A Eletrobras tem planos para implementar um data center próprio na região de Campinas, em São Paulo, informa a BNamericas. Essa seria a primeira iniciativa do tipo por parte da companhia, considerada o maior grupo de geração e distribuição de energia elétrica do país. O projeto encontra-se na etapa inicial de documentação junto ao Ministério de Minas e Energia (MME), o que representa o primeiro passo antes do início da análise ministerial. A empresa não se manifestou até o momento da publicação.
A Eletrobras conta com uma extensa rede de transmissão de energia que cobre todo o território nacional, incluindo a região de Campinas, considerada o segundo maior centro metropolitano do estado de São Paulo.
Na mesma cidade, a Ascenty planeja estabelecer uma nova unidade — Campinas foi o local de inauguração do primeiro data center da empresa, em 2012 — em um processo que aguarda avaliação de conexão à rede pelo Ministério de Minas e Energia (MME).
A Aurea Finvest está em tratativas para aquisição de um terreno na região com capacidade superior a 350 MW e a holding Chateau Chambord Empreendimentos e Participações também está desenvolvendo um data center em Campinas, como parte do projeto do campus Pau D'Alho.
Nas cidades vizinhas de Hortolândia e Sumaré, a Microsoft está construindo dois data centers. Em Sumaré, a Odata também investe em uma nova instalação. Já a Scala mantém operação de um data center em Campinas desde 2021, com capacidade de tecnologia da informação de 7 MW.
A Eletrobras já vinha atuando no fornecimento de energia para data centers com alta demanda e grande capacidade, embora ainda não tivesse iniciado projetos próprios de desenvolvimento de infraestrutura desse tipo.
Um exemplo dessa atuação é o projeto Rio AI City, conduzido pela Elea Data Centers. A Eletrobras firmou um memorando de entendimentos com a empresa, a Prefeitura do Rio de Janeiro, a Finep e o BNDES, com o objetivo de assegurar a infraestrutura de rede e a disponibilidade energética para o mega campus.
A expectativa é que o projeto alcance 1,5 GW de capacidade até 2028 e 3,2 GW até 2032, nas fases seguintes, com investimentos estimados em até 65 bilhões de dólares (346 bilhões de reais). A primeira etapa está prevista para 2026.
Além disso, por meio da subsidiária CGT Eletrosul, a Eletrobras também está envolvida no projeto Scala AI City, localizado em Eldorado do Sul, no Rio Grande do Sul.
Durante o Fórum de Líderes Energéticos Brasileiros – Energia Elétrica, realizado em abril desse ano, o vice-presidente da Eletrobras, Elio Wolff, destacou que a companhia possui condições favoráveis para atuar como fornecedora de serviços voltados a data centers em escala global.
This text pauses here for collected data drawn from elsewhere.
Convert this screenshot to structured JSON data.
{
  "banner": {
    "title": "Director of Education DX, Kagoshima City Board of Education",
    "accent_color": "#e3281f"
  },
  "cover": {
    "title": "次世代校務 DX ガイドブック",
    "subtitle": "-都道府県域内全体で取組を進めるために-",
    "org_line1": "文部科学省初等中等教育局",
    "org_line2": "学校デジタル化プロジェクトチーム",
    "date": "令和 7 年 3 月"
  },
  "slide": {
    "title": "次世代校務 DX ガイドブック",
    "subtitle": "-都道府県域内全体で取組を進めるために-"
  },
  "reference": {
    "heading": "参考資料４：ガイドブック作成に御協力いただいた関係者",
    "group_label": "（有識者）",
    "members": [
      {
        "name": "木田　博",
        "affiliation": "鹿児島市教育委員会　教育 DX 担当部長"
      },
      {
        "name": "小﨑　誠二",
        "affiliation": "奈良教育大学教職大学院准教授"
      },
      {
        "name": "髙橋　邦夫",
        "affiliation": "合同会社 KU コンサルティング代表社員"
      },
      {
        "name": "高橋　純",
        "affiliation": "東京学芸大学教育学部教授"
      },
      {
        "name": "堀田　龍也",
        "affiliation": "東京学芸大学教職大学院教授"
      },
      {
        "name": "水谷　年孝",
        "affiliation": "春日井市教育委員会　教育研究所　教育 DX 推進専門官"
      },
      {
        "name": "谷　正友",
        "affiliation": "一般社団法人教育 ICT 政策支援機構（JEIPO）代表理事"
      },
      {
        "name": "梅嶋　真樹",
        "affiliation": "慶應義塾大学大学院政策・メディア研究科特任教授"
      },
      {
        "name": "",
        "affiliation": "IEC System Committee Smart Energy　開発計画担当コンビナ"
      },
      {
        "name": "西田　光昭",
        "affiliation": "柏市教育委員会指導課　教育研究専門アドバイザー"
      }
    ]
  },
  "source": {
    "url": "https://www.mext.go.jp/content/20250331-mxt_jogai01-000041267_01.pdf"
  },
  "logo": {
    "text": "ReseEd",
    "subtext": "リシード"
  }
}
Segundo Wolff, a empresa dispõe de uma rede de transmissão que cobre todo o território nacional e possui conhecimento técnico sobre os locais mais adequados para a instalação desses centros. Ele acrescentou que a Eletrobras tem capacidade para viabilizar a conexão dos data centers ao sistema elétrico.
Projetado para atender cargas de trabalho intensivas em inteligência artificial (IA), o empreendimento conta com racks que suportam mais de 150 kW, envolvendo um investimento inicial de 500 milhões de dólares (2,6 bilhões de reais) e capacidade de 54 MW.
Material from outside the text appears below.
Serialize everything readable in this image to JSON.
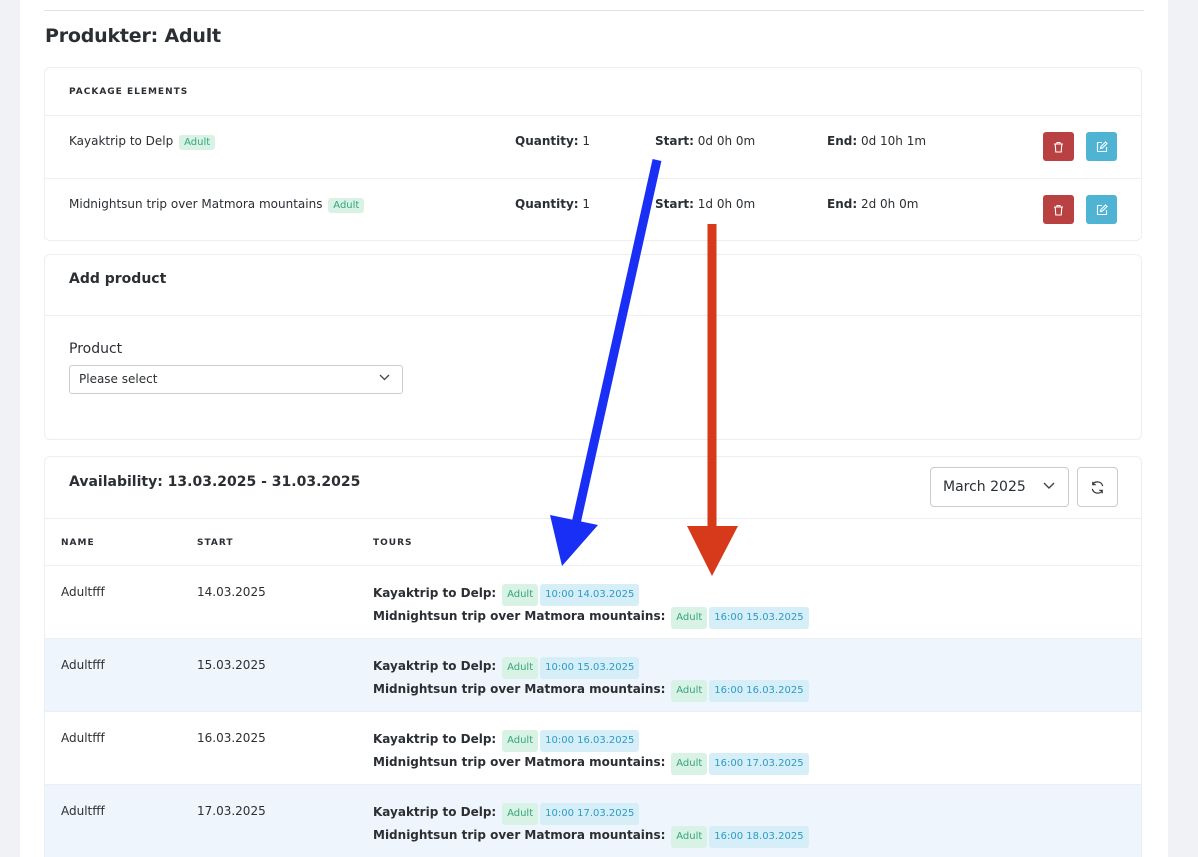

Segundo estimativas preliminares da Scala, o projeto poderá receber até 90 bilhões de dólares (479 bilhões de reais) em investimentos diretos ao longo de suas fases de expansão, podendo alcançar 4,75 GW de capacidade instalada.
Atualmente, a Eletrobras opera 82 usinas, totalizando 44,4 GW de capacidade instalada, o que corresponde a aproximadamente 21% da geração de energia elétrica no Brasil. A companhia também administra 74 mil quilômetros de linhas de transmissão, equivalentes a 37% do Sistema Interligado Nacional (SIN).